Poverty and homelessness are not a “nuisance”

Op-eds Opinions

The Province of British Columbia’s failed injunction against the tent city on the grounds of the provincial courts sets precedent in a positive direction. Law tends to follow precedents of previous cases and in this case, Abbotsford v. Shantz (2015) was put to the test. Chief Justice Hinkson ruled, after a sad foray into the plaintiff’s numerous complaints and affidavits against poverty and homelessness based on the grounds of “public nuisance,” ruled that the tent city’s positive effects far exceed those supposed claims.

The word “nuisance” appears 15 times in the document. This is an institutional act in which people’s quality of life is questioned on the basis of inconveniencing others, and that is perplexing to think about. Those who are in poverty because of social and life circumstances, mental illness, and lack of existing social supports — or dehumanizing supports (being kicked out of shelters at 7 a.m. or being subjected to the strict moral standards of a shelter) — cannot be considered a nuisance. That some do proves just how utterly disconnected most people are from the realities of poverty and homelessness.

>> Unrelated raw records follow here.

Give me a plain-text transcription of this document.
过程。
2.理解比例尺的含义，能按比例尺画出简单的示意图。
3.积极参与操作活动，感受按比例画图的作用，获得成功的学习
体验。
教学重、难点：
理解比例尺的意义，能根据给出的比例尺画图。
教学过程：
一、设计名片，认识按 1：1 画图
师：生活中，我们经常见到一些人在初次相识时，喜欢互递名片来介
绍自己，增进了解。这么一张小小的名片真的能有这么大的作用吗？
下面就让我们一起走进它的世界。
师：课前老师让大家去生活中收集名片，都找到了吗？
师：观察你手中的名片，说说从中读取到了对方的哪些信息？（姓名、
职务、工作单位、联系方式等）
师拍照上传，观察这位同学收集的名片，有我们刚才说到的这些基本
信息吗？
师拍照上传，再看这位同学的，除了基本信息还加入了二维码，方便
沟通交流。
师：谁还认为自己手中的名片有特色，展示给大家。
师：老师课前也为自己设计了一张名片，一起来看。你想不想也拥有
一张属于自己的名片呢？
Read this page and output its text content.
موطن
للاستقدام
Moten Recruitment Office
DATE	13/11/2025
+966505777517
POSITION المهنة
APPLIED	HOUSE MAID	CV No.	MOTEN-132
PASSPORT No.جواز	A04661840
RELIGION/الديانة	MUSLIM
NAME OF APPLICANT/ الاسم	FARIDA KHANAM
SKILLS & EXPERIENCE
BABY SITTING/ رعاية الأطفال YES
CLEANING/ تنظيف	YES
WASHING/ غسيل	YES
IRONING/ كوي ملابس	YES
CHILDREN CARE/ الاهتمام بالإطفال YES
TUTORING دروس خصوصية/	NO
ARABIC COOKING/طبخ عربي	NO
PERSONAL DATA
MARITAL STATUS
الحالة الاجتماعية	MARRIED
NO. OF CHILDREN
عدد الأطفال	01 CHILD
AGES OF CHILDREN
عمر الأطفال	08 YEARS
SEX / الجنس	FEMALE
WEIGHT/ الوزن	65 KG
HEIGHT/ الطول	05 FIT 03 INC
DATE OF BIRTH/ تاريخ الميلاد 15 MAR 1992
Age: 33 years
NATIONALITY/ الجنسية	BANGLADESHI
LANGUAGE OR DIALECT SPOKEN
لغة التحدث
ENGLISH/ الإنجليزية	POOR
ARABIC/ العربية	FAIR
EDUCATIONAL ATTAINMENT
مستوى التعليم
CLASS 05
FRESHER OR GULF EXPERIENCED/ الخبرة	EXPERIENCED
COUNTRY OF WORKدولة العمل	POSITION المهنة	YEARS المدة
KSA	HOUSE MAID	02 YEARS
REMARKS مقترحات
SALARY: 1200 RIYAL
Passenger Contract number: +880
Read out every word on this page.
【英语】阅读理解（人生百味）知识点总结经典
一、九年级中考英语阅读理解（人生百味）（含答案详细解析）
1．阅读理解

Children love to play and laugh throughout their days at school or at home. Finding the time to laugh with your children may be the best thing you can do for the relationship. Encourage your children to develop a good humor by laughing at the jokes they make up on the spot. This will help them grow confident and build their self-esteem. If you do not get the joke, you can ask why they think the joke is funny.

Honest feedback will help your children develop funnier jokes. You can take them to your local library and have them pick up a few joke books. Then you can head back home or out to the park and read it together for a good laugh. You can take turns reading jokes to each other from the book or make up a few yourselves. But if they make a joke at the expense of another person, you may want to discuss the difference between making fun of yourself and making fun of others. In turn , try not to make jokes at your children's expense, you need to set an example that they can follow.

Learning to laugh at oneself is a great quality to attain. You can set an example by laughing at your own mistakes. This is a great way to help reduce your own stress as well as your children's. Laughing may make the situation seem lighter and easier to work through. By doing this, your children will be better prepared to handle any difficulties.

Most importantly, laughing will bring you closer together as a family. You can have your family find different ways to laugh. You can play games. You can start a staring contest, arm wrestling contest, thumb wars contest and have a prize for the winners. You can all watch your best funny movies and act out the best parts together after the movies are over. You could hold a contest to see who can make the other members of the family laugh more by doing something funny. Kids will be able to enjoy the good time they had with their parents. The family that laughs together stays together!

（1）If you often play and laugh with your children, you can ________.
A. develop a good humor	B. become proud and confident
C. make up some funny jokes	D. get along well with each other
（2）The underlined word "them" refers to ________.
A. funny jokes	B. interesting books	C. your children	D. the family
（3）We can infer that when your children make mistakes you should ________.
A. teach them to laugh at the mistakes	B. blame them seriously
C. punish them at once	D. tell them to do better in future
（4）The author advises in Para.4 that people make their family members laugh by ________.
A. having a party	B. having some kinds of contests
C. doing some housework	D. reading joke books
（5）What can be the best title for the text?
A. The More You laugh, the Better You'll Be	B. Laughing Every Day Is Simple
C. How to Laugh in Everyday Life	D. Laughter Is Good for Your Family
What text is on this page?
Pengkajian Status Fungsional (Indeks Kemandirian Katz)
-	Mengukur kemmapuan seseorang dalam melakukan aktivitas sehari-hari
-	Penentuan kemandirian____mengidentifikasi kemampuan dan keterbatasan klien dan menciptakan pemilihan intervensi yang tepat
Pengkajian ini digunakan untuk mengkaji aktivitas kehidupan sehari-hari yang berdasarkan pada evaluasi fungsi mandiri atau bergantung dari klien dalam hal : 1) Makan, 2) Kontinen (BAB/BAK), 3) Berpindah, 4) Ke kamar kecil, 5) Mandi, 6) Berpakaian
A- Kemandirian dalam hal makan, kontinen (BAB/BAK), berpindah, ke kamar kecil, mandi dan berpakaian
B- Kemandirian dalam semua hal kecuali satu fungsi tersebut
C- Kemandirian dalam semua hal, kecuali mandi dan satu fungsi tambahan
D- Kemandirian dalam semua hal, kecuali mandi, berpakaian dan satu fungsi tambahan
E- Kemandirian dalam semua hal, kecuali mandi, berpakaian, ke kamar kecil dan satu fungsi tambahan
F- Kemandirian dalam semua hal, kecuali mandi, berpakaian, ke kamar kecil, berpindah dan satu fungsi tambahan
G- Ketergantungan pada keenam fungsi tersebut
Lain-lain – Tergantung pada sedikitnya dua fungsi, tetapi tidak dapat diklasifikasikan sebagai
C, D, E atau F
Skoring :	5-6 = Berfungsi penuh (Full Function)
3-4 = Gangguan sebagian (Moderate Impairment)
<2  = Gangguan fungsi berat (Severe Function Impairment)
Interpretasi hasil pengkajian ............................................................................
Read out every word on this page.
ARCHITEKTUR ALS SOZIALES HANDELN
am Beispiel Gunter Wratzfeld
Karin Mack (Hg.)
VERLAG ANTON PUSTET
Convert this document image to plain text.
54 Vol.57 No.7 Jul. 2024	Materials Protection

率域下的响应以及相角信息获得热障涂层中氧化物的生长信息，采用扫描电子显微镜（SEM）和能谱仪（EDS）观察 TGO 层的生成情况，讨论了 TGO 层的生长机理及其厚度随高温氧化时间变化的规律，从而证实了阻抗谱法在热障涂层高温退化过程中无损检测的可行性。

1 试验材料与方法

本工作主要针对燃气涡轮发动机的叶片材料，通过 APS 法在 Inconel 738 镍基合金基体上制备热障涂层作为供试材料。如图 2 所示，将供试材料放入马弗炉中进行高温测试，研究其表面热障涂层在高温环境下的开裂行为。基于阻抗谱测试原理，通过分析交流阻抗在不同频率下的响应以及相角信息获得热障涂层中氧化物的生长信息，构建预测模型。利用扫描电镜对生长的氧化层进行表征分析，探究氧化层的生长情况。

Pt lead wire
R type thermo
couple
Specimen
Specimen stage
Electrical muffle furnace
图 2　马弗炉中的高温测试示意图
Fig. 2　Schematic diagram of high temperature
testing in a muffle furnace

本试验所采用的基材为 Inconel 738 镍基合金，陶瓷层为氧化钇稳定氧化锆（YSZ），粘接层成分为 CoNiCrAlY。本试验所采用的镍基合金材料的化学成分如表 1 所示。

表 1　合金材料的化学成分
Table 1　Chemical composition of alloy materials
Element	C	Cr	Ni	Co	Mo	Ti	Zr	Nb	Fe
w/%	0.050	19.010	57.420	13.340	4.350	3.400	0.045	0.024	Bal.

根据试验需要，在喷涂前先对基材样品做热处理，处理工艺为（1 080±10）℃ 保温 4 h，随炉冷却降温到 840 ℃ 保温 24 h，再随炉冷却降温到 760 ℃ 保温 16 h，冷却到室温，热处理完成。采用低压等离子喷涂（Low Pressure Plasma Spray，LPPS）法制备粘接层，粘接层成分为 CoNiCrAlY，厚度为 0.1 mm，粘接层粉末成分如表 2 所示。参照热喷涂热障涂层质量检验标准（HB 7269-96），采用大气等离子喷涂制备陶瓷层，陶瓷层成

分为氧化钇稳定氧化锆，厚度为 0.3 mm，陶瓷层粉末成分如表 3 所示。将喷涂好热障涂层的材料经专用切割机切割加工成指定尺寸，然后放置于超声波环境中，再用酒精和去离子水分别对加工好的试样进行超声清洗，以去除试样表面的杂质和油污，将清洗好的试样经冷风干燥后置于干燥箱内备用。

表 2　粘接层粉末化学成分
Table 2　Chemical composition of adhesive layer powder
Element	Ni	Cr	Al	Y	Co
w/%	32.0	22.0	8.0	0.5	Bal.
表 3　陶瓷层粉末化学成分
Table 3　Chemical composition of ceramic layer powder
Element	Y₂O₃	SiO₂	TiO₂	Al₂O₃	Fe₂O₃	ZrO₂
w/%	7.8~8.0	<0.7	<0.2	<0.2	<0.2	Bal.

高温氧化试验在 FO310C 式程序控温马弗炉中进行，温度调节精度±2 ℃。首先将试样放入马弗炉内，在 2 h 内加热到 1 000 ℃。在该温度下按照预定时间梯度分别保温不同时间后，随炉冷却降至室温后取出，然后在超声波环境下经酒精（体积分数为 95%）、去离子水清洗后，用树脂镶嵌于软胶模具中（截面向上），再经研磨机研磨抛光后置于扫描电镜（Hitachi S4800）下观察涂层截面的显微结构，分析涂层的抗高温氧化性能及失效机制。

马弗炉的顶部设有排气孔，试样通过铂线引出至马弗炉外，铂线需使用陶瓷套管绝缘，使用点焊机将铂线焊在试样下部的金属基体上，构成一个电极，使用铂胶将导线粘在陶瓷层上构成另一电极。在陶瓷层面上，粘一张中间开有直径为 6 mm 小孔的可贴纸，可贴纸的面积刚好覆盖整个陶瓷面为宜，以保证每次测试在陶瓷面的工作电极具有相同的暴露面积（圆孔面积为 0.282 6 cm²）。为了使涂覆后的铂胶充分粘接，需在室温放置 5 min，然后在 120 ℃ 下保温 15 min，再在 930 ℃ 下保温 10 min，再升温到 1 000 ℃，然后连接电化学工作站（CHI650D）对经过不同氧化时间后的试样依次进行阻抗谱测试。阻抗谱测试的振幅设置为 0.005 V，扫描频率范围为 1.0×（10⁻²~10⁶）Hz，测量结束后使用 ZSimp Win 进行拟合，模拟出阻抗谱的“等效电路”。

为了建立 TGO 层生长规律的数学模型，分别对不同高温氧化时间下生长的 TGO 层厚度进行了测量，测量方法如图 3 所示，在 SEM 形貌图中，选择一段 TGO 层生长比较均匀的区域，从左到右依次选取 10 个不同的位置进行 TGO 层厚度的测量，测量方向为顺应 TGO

In considering the weight of the plaintiffs and defendants’ claims, Justice Hinkson took into consideration Abbotsford v. Shantz, where injunctions against the homeless were passed, leading to what was dubbed “the Abbotsford shuffle.” An injunction is a temporary solution without an actual resolution.

A central question is posed that informs the decision of the ruling: “Will the applicant suffer irreparable harm if an injunction is not granted?”

The applicant is the province, who holds the land in trust for public use, and it is absurd to imagine a substantial claim of “irreparable” harm in this context. This particular land will not experience irreparable harm in contrast to human lives; the grass will continue to grow, but a material solution to a serious homelessness issue will not without thoughtful changes in policy.

In the summary stage of the report, Hinkson declares:

The defendants in this case appear to benefit from responsible leadership and organization, and have established effective lines of communication between themselves and police, fire and public health authorities, in a way that prior homeless individuals whose activities have been discussed in the previous decisions of this Court were unable to do. While the Encampment has not been without its difficulties and challenges, it is an improvement over its predecessors.

The residents are experiencing greater community support, and as several defendants stated, they are able to sleep past 7 a.m., which seems trivial but is vital to mental health. The fact that the residents of the tent city have experienced an improvement in their well-being attests to the facts of a deficient support system for the homeless.

Human dignity is founded on respect for one another, and the homeless fall into a social category with the least amount of power and therefore respect. This case demonstrates that human lives cannot be manipulated because of a perceived nuisance. I hope this ruling will be cited in future cases, where questions of basic dignity are at stake, by giving a voice to a population that does not ordinarily have one.